Mort ou résurrection de la communauté internationale ? Unie à peu de chose près (la Ligue Arabe était scindée en deux parts égales) face au « déviant » Saddam Hussein après son invasion du Koweït en 1990, la communauté internationale eut bien du mal par la suite à retrouver cette cohésion d’un « brave nouveau monde » que l’on voulait onusien. Au point que les derniers défis auxquels elle a eu à faire face récemment (Syrie, Iran…) furent marqués par le retour au Conseil de Sécurité d’un affrontement entre les trois permanents Occidentaux d’un côté, Pékin et Moscou de l’autre. L’affaire ukrainienne isolera-t-elle la Russie davantage que la Géorgie en 2008 ? Les grands émergents sortiront-ils de leur réserve pour condamner le Kremlin ? C’est peu probable. Il faudra pourtant trouver une manière de ne pas cautionner ce scénario de Crimée, sans donner l’impression d’un Occident (le G7 par exemple) isolé des nouvelles réalités internationales.
Enfin, le jeu auquel se livre Vladimir Poutine participe-t-il d’une stratégie froide et calculée, conforme au cliché du jeu d’échec que la presse européenne aime tant évoquer ? La Realpolitik, la théorie des jeux, sont-elles véritablement de son côté, face à une Amérique qui doute, une Europe qui hésite, bref un Occident affaibli (The Economist, 21 septembre 2013, « America, Russia and Syria: The weakened West ») ? Ou bien est-il possible de considérer que, contre toute attente, le Kremlin a perdu le bras de fer politique d’un autre âge qu’il avait entamé avec la société ukrainienne, que l’attrait de l’Union Européenne a été plus fort que les promesses financières russes, et qu’au final ce retour au coup de force sonne comme un aveu d’échec, comme le glas de l’intégration d’une Russie normale dans la société mondiale, à l’heure où de surcroît on note à Moscou une crispation autoritaire sur fond de nuages économiques à venir ? Le pari de Crimée relève-t-il d’un savant calcul, ou de la perte de sang-froid d’un mauvais perdant, qui pourrait d’ailleurs dégénérer encore ?

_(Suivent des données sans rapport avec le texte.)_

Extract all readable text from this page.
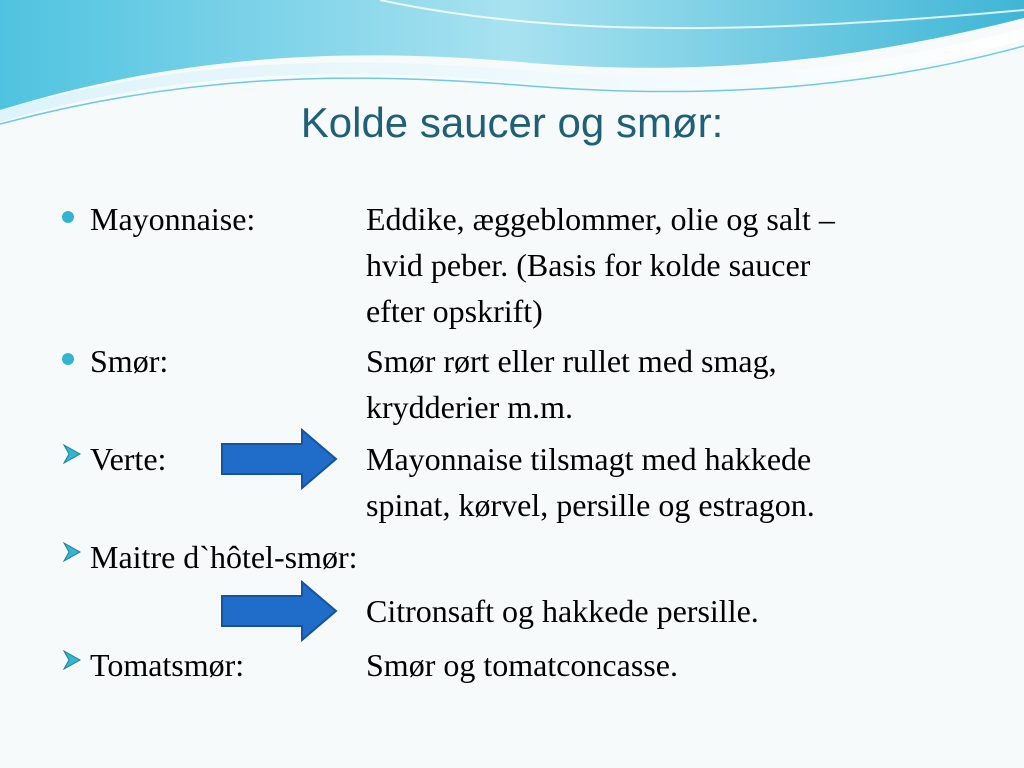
Kolde saucer og smør:
Mayonnaise:	Eddike, æggeblommer, olie og salt –
hvid peber. (Basis for kolde saucer
efter opskrift)
Smør:	Smør rørt eller rullet med smag,
krydderier m.m.
Verte:	Mayonnaise tilsmagt med hakkede
spinat, kørvel, persille og estragon.
Maitre d`hôtel-smør:
Citronsaft og hakkede persille.
Tomatsmør:	Smør og tomatconcasse.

Deux pratiques des relations internationales, dont on voyait poindre l’incompatibilité depuis longtemps, s’affrontent désormais ouvertement. Si chacune des deux croit profondément dans le rapport de force, l’une d’entre elles, suivie par Moscou, situe toujours le cœur de ce rapport de force dans l’outil militaire. L’autre, défendue par Washington et ses alliés, croit dans l’intégration de la société mondiale et dans la maîtrise de ses structures (Susan Strange, States and Markets, 1988) pour rendre la première pratique trop coûteuse politiquement comme économiquement. La question est de savoir si la Russie est de taille – et suffisamment peu dépendante de la société mondiale – pour faire faire perdre ce pari à l’Amérique et à l’Europe.